The number of genes predicted in M. erraticum was 51,309 (with coding space of 55.19Mb), which is higher than in other Brassicaceae, but the proportion of coding space to non-coding space in the genome is similar to that of A. thaliana (Table 1). The 51,309 genes included 1,372 splice variants, resulting in 49,937 unique genic locations out of which 49,060 were complete genes with both start and stop codons and without in-frame stop codons. A total of 34,370 genes were found to have transcript support when transcriptomic reads were mapped to the genes. In the blast2go annotation process, 1,521 genes were not annotated. The number of genes annotated with GO terms of molecular functions, cellular components and biological processes is given in Figure S1, with top functions under each category. A total of 35,042 genes was provided with a GO term.
Table 1 Details of genome features in respect to size, genes, coding regions, and repeat regions for M. erraticum and four other Brassicaceae species.
The genome of M. erraticum contains 34% of Interspersed repeats, a percentage comparable to A. lyrata which has 36% of interspersed repeats in its genome.
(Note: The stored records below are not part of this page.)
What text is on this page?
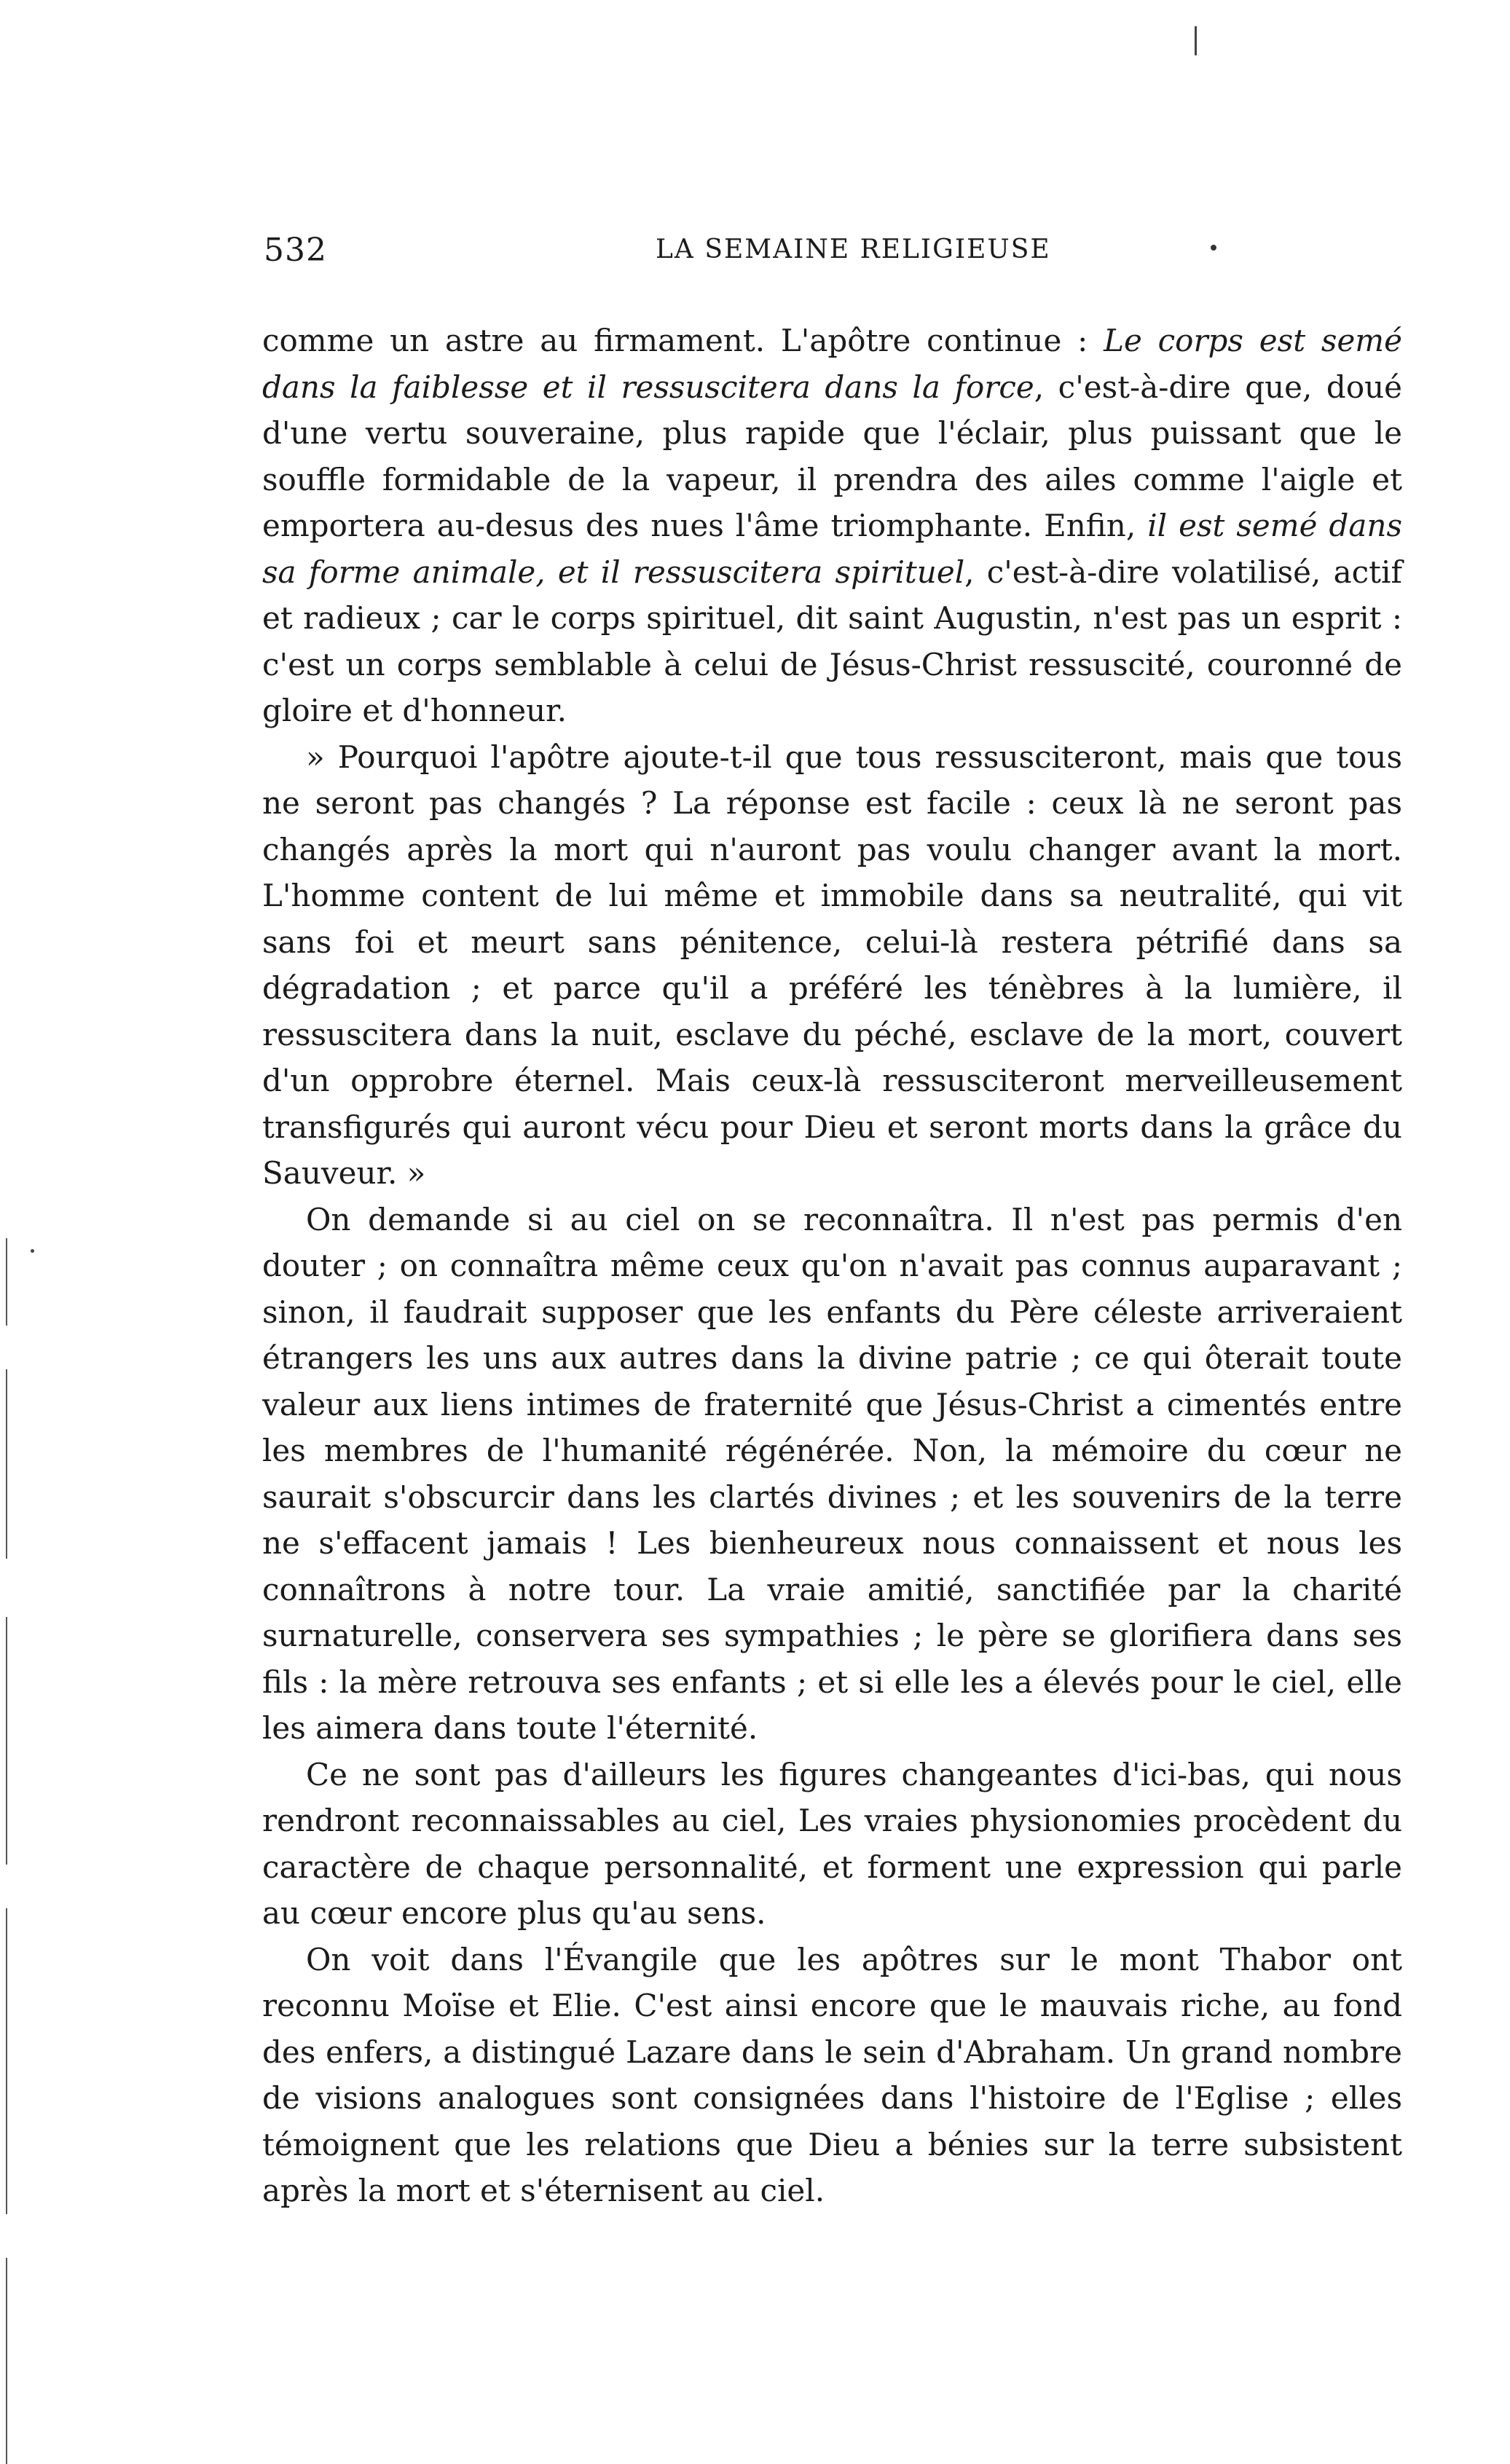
532	LA SEMAINE RELIGIEUSE

comme un astre au firmament. L'apôtre continue : Le corps est semé dans la faiblesse et il ressuscitera dans la force, c'est-à-dire que, doué d'une vertu souveraine, plus rapide que l'éclair, plus puissant que le souffle formidable de la vapeur, il prendra des ailes comme l'aigle et emportera au-desus des nues l'âme triomphante. Enfin, il est semé dans sa forme animale, et il ressuscitera spirituel, c'est-à-dire volatilisé, actif et radieux ; car le corps spirituel, dit saint Augustin, n'est pas un esprit : c'est un corps semblable à celui de Jésus-Christ ressuscité, couronné de gloire et d'honneur.

» Pourquoi l'apôtre ajoute-t-il que tous ressusciteront, mais que tous ne seront pas changés ? La réponse est facile : ceux là ne seront pas changés après la mort qui n'auront pas voulu changer avant la mort. L'homme content de lui même et immobile dans sa neutralité, qui vit sans foi et meurt sans pénitence, celui-là restera pétrifié dans sa dégradation ; et parce qu'il a préféré les ténèbres à la lumière, il ressuscitera dans la nuit, esclave du péché, esclave de la mort, couvert d'un opprobre éternel. Mais ceux-là ressusciteront merveilleusement transfigurés qui auront vécu pour Dieu et seront morts dans la grâce du Sauveur. »

On demande si au ciel on se reconnaîtra. Il n'est pas permis d'en douter ; on connaîtra même ceux qu'on n'avait pas connus auparavant ; sinon, il faudrait supposer que les enfants du Père céleste arriveraient étrangers les uns aux autres dans la divine patrie ; ce qui ôterait toute valeur aux liens intimes de fraternité que Jésus-Christ a cimentés entre les membres de l'humanité régénérée. Non, la mémoire du cœur ne saurait s'obscurcir dans les clartés divines ; et les souvenirs de la terre ne s'effacent jamais ! Les bienheureux nous connaissent et nous les connaîtrons à notre tour. La vraie amitié, sanctifiée par la charité surnaturelle, conservera ses sympathies ; le père se glorifiera dans ses fils : la mère retrouva ses enfants ; et si elle les a élevés pour le ciel, elle les aimera dans toute l'éternité.

Ce ne sont pas d'ailleurs les figures changeantes d'ici-bas, qui nous rendront reconnaissables au ciel, Les vraies physionomies procèdent du caractère de chaque personnalité, et forment une expression qui parle au cœur encore plus qu'au sens.

On voit dans l'Évangile que les apôtres sur le mont Thabor ont reconnu Moïse et Elie. C'est ainsi encore que le mauvais riche, au fond des enfers, a distingué Lazare dans le sein d'Abraham. Un grand nombre de visions analogues sont consignées dans l'histoire de l'Eglise ; elles témoignent que les relations que Dieu a bénies sur la terre subsistent après la mort et s'éternisent au ciel.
A. thaliana and C. rubella have a substantially lower percentage of interspersed repeats with 16 and 17%, respectively. The outcrosser E. salsugineum has the highest percentage of interspersed repeats with 52% (Table 1). All five genomes have a similar percentage of simple repeats with around 2% (Table 1) of the genome. Thus, the proportion of the coding space to the genome size in M. erraticum is similar to that of selfing plants but the interspersed repeat regions are higher in proportion.
Repeat domain family associated genes known to have role in biotic and abiotic stress (see discussion) were analyzed in the five species used for comparisons. M. erraticum has substantially more members of Pentatricopeptide (PPR), Leucine-rich repeat (LRR and LRR-2) and Kelch repeat domain families in comparison to all other species in this study while having similar number of genes in the Armadillo, HEAT, Ankyrin, Tetratricopeptide (TPR), RCC1, WD40 repeat domain families (Figure S2).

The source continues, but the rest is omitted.